New Allegations Against Would-Be Assassin John Hinckley
Thirty years after attempting to assassinate then-U.S. President Ronald Reagan and serious wounding James Brady, new allegations are coming forward about the status of John Hinckley's case.
Government lawyers told a federal judge Wednesday that the man who shot President Ronald Reagan in 1981 went to a bookstore recently where he perused books on Reagan and people who've tried to assassinate presidents.
The charges are important, because Hinckley's defense team has been pushing for more freedom.
Court filings from St. Elizabeth's hospital are private, but Hinckley's doctors and his attorney have publicly pushed many times for more freedom for the failed assassin.

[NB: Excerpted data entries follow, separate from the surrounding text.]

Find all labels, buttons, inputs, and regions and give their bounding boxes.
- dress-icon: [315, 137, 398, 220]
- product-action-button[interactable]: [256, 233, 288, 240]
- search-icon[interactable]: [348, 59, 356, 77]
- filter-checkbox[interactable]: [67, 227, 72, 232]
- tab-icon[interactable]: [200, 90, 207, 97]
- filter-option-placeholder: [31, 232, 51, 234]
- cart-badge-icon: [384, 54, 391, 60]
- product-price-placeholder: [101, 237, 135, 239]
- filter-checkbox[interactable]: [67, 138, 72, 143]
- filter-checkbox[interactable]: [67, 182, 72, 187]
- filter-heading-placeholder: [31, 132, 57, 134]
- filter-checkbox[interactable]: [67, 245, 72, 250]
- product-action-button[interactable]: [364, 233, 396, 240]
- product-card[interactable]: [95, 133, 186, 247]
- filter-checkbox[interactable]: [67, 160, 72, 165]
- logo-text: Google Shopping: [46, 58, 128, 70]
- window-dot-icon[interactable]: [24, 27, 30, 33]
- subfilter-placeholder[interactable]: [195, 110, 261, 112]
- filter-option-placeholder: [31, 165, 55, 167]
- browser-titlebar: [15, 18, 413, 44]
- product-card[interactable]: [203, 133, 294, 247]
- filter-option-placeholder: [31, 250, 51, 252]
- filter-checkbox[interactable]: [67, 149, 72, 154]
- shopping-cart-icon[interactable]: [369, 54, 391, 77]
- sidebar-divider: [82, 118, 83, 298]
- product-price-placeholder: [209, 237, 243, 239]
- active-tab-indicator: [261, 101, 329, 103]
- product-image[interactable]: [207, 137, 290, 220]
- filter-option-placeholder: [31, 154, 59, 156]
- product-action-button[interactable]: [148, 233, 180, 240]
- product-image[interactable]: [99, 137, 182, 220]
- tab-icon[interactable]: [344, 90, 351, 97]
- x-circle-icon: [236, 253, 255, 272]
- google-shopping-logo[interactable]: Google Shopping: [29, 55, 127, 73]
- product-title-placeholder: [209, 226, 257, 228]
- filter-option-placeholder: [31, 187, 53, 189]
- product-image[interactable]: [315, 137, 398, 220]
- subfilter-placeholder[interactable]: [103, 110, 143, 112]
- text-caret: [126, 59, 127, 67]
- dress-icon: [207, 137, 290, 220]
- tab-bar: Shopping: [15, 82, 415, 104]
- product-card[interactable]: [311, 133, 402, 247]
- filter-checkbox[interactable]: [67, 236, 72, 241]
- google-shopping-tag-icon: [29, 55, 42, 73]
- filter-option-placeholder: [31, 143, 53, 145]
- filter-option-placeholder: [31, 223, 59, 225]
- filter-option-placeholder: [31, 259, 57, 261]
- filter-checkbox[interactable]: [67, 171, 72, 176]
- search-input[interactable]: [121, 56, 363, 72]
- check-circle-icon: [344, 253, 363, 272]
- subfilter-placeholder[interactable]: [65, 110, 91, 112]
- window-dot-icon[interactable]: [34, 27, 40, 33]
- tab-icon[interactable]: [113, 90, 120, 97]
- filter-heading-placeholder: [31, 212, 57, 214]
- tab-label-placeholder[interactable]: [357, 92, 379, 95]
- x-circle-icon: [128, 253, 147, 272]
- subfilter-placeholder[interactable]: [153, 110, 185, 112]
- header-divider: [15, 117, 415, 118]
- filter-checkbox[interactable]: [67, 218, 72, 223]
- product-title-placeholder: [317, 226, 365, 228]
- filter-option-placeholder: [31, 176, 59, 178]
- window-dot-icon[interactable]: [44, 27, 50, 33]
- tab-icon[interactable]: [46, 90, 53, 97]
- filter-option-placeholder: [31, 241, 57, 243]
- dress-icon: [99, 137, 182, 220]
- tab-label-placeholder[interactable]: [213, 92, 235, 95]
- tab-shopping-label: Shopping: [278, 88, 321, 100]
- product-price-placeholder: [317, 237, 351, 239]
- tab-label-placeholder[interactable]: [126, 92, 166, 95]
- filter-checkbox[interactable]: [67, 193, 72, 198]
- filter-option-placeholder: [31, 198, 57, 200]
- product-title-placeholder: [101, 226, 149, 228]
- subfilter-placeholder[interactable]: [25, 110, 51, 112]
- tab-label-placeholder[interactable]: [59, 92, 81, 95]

Most recently, they were able to secure for Hinckely a number of 10-day visits with his 85-year-old mom. Now, hospital officials want to increase his departures from the institution to 17- to 24-days at a time.
Hospital administrators say if those visits go well, they -- not the court -- should be allowed to decide whether Hinckley can be released to go live with his mother permanently.
But prosecutors say that this most recent incident only demonstrates the unstability Hinckley still demonstrates after 30 years.
Prosecutors who want to ensure that John Hinckley Jr., is not released from a mental hospital told the court that Hinckley is deceptive and unstable. They said Secret Service agents who tracked Hinckley during a visit to his mom's home followed Hinckley when he was supposed to be seeing a movie. Instead, he went to a bookstore across from the theater.
Hinckley "has a long history of deception," they said, and "does whatever he wants and thinks he can get away with it."